Coronavirus

The Toy Box

Shop Owner Finds Ways to Share Joy at a Time When It’s Badly Needed

Liz Rosenberg

Liz Rosenberg says customers appreciate the messages on the front door of the Toy Box, as they wait for her to reopen that door.

One of Liz Rosenberg’s favorite games — to both play and sell — is called Lion in My Way.

“It’s for ages 5 and up,” said the owner of the Toy Box in Amherst. “You’re presented, in card form, with obstacles, like a lion in your way, a giant wall, all sorts of things. And then you have a hand of cards that are ideas how to get past this obstacle — maybe a catapult or balloon or a sandwich to feed the lion. You have to create the story. I feel like this is the greatest game.”

And not just because she feels like she’s living it every day.

“It’s a great lesson in, ‘ugh, yes, this is awful, but what do I have in my pocket that I can use to get past the awful part and start making progress?’” she continued. “It’s all here in this game.”

Retailers across Massachusetts being told, three months ago, to close their doors indefinitely? That’s no game — but Rosenberg has been playing some effective cards.

Like morphing into a delivery service.

She recalls shuttering her shop on Sunday, March 15. “But I knew I was going to be in the next day to figure something out, and by the end of Monday, I was delivering toys,” she said. “I’ve heard a lot of people say, ‘building the airplane as you fly it.’ It felt a lot like that.”

The strategy was to offer delivery within 20 minutes of the store — which gave her some solid territory to cover without infringing too much on similar stores in the region.

“It allowed me to get in my car in the morning and drive to the store and open it up, work all day, and at 2:00 make a route map and deliver to people’s driveways, and then go home,” she explained. “I didn’t have to interact with anyone.”

She soon found this model was actually functional, and used the Toy Box’s Facebook page to showcase as many items as possible to keep customers engaged. “My website is under construction, and now isn’t the time to focus on that, and people require visuals,” she said of her Facebook photo albums.

She also spends plenty of time offering gift ideas over the phone. “I find myself absolutely cracking up, standing here trying to describe something, my hands moving, hoping they get a visual on this. It’s really entertaining.”

The result hasn’t been anywhere near normal sales volume, but it has kept the shop afloat.

“But I knew I was going to be in the next day to figure something out, and by the end of Monday, I was delivering toys. I’ve heard a lot of people say, ‘building the airplane as you fly it.’ It felt a lot like that.”

“I didn’t know what it would bring in; I didn’t really think about success,” Rosenberg told BusinessWest. “I just thought about day by day, and at the beginning of this, that’s where everyone’s head was — ‘it’s 10 in the morning; where is life going to be at 11?’”

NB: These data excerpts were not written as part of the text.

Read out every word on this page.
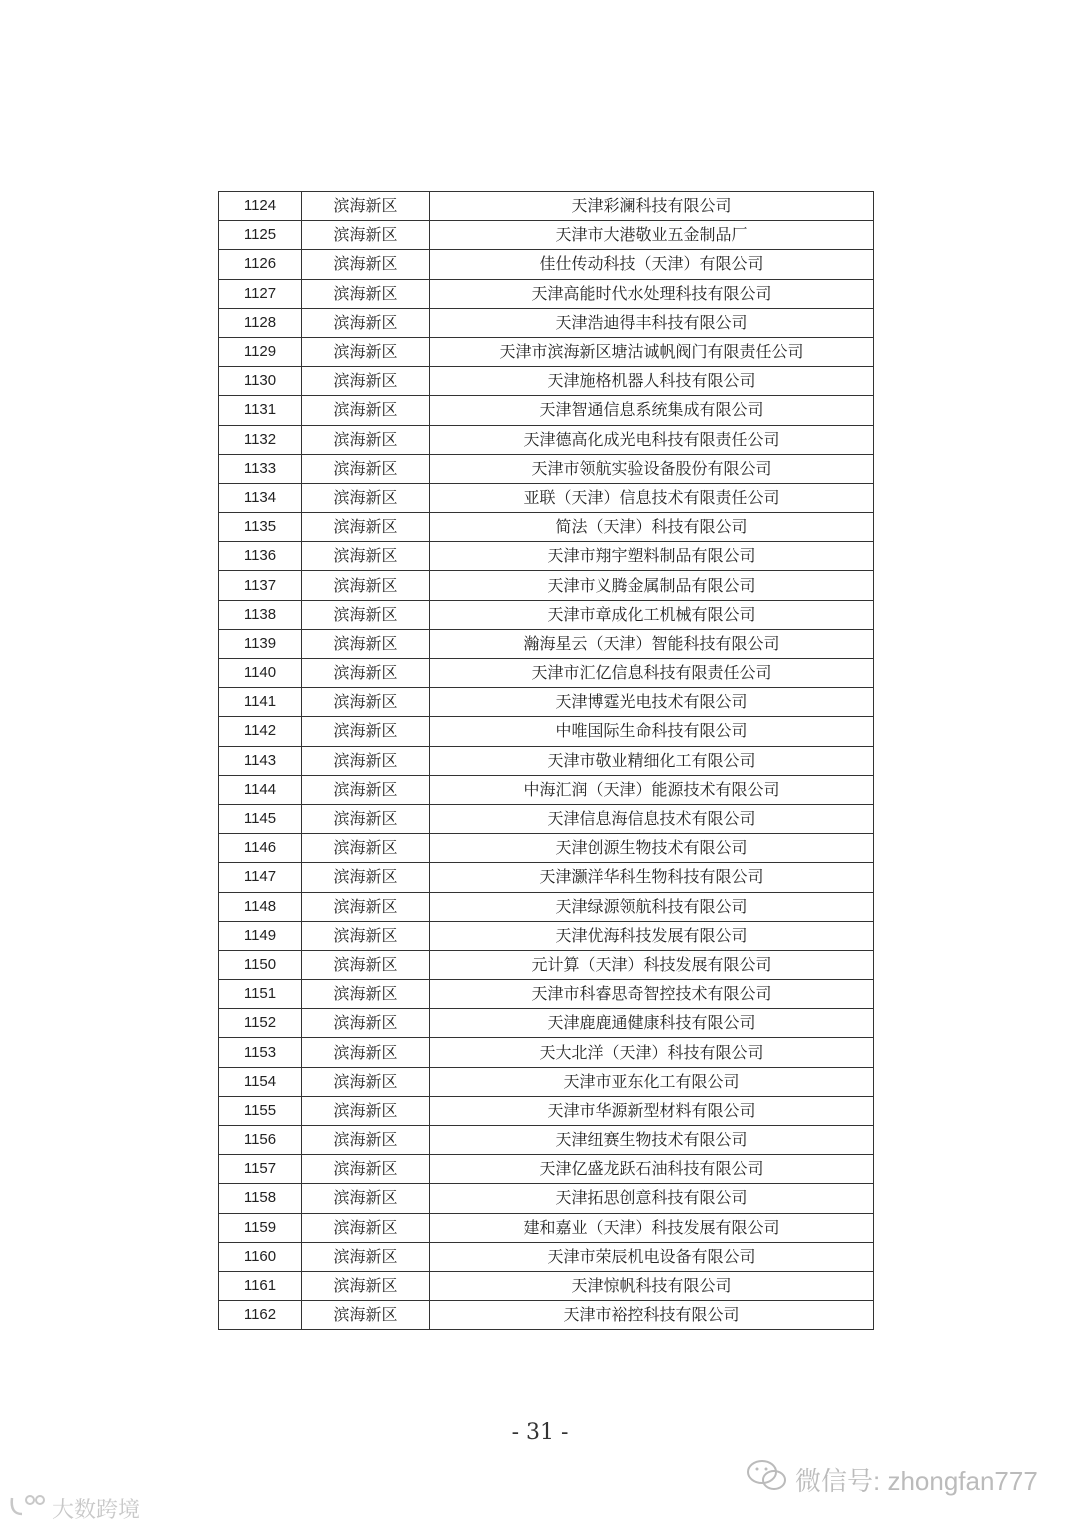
1124	滨海新区	天津彩澜科技有限公司
1125	滨海新区	天津市大港敬业五金制品厂
1126	滨海新区	佳仕传动科技（天津）有限公司
1127	滨海新区	天津高能时代水处理科技有限公司
1128	滨海新区	天津浩迪得丰科技有限公司
1129	滨海新区	天津市滨海新区塘沽诚帆阀门有限责任公司
1130	滨海新区	天津施格机器人科技有限公司
1131	滨海新区	天津智通信息系统集成有限公司
1132	滨海新区	天津德高化成光电科技有限责任公司
1133	滨海新区	天津市领航实验设备股份有限公司
1134	滨海新区	亚联（天津）信息技术有限责任公司
1135	滨海新区	简法（天津）科技有限公司
1136	滨海新区	天津市翔宇塑料制品有限公司
1137	滨海新区	天津市义腾金属制品有限公司
1138	滨海新区	天津市章成化工机械有限公司
1139	滨海新区	瀚海星云（天津）智能科技有限公司
1140	滨海新区	天津市汇亿信息科技有限责任公司
1141	滨海新区	天津博霆光电技术有限公司
1142	滨海新区	中唯国际生命科技有限公司
1143	滨海新区	天津市敬业精细化工有限公司
1144	滨海新区	中海汇润（天津）能源技术有限公司
1145	滨海新区	天津信息海信息技术有限公司
1146	滨海新区	天津创源生物技术有限公司
1147	滨海新区	天津灏洋华科生物科技有限公司
1148	滨海新区	天津绿源领航科技有限公司
1149	滨海新区	天津优海科技发展有限公司
1150	滨海新区	元计算（天津）科技发展有限公司
1151	滨海新区	天津市科睿思奇智控技术有限公司
1152	滨海新区	天津鹿鹿通健康科技有限公司
1153	滨海新区	天大北洋（天津）科技有限公司
1154	滨海新区	天津市亚东化工有限公司
1155	滨海新区	天津市华源新型材料有限公司
1156	滨海新区	天津纽赛生物技术有限公司
1157	滨海新区	天津亿盛龙跃石油科技有限公司
1158	滨海新区	天津拓思创意科技有限公司
1159	滨海新区	建和嘉业（天津）科技发展有限公司
1160	滨海新区	天津市荣辰机电设备有限公司
1161	滨海新区	天津惊帆科技有限公司
1162	滨海新区	天津市裕控科技有限公司
- 31 -
微信号: zhongfan777
大数跨境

Another card she drew on was humor — “because that’s how I live.” For example, the first day the doors were closed, she arranged a group of stuffed animals in the store window, with speech bubbles offering messages like “we miss your faces” and “we will deliver toys” and “we love you!”

“I can’t tell you the number of people I’ve seen from behind the register, taking pictures outside the front door. It makes me giggle.”

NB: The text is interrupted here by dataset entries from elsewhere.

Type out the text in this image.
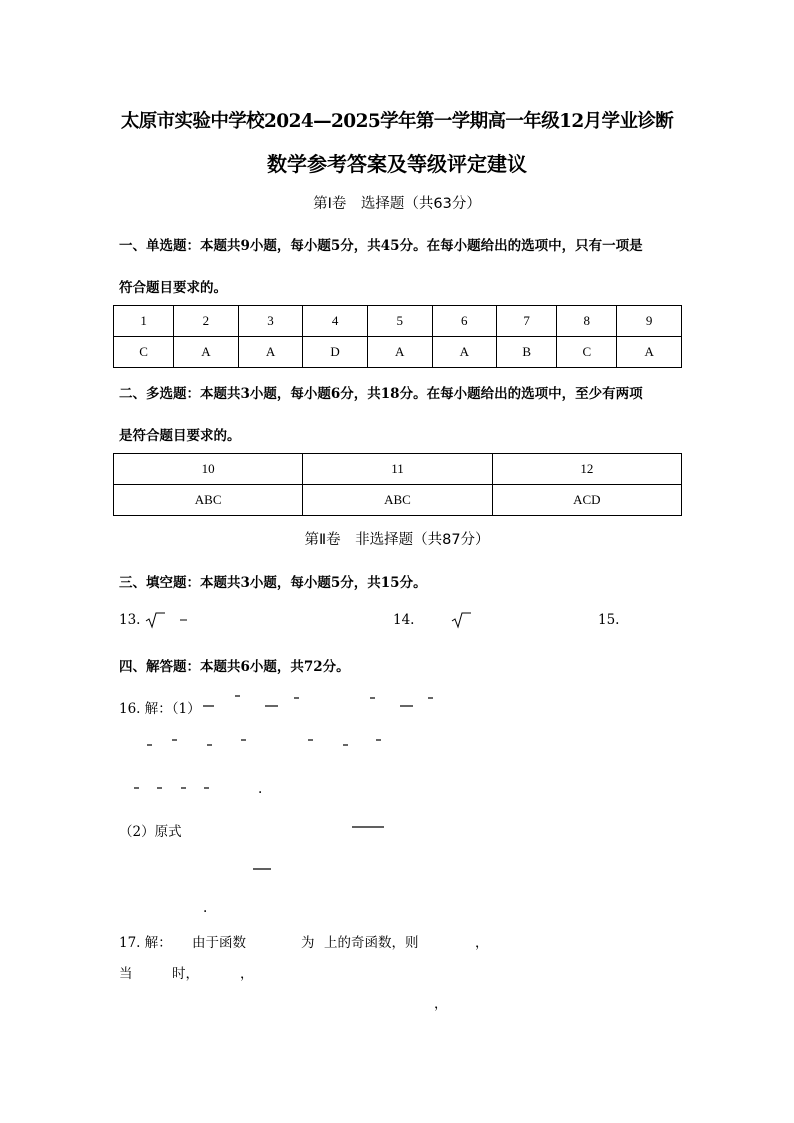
太原市实验中学校2024—2025学年第一学期高一年级12月学业诊断
数学参考答案及等级评定建议
第Ⅰ卷　选择题（共63分）
一、单选题：本题共9小题，每小题5分，共45分。在每小题给出的选项中，只有一项是
符合题目要求的。
1	2	3	4	5	6	7	8	9
C	A	A	D	A	A	B	C	A
二、多选题：本题共3小题，每小题6分，共18分。在每小题给出的选项中，至少有两项
是符合题目要求的。
10	11	12
ABC	ABC	ACD
第Ⅱ卷　非选择题（共87分）
三、填空题：本题共3小题，每小题5分，共15分。
13.	14.	15.
四、解答题：本题共6小题，共72分。
16. 解：（1）
.
（2）原式
.
17. 解： 由于函数	为 上的奇函数，则	，
当	时，	，
，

In the past couple of weeks, Rosenberg has played the curbside-pickup card — well, parking-lot pickup, “because we don’t have a curb” — and continued a popular gift offering known as ‘mystery bags,’ for which customers provide the recipient’s age and pay a discount price for a surprise assortment of goodies, such as putty, markers, stickers, mini-games, bouncy balls, and more.

“People trust our judgment on things their children or grandchildren or friends’ children might like,” she explained. “People tell me the age of the child and a couple things about them, and I put together little activities to keep them busy, keep them curious, and keep them educated. It’s gone over really well.”

Rosenberg is hoping to reopen the Toy Box in mid-June, depending on the guidance she gets from Boston, and is mulling ideas like shorter hours — perhaps half-days, or full days by appointment only — so she can manage staffing and sanitizing in a safe manner.

“As much as we’d like to be open for business, I only want to do it safely — against the virus and against unnecessary worry and anxiety,” she noted. “Anxiety is a real thing, and I don’t want people feeling forced to come into the store. So I will continue with deliveries and parking-lot pickup because, in my mind, that’s the safest way.”

One of the speech bubbles in the window reads, “we are essential.”

That may not be true in the eyes of Gov. Baker, but Rosenberg is quick to note how important it is for kids — who have, after all, been cooped up in their homes for about three months now — to experience joy through play.

“We are essential — not necessarily from the government’s perspective, but from families’ perspective. Parents are being required to stay home and work and be parents at the same time. That’s a challenge beyond all challenges. To be able to assist with that … that’s my job. I’m lucky to be in a position where I can bring some joy.”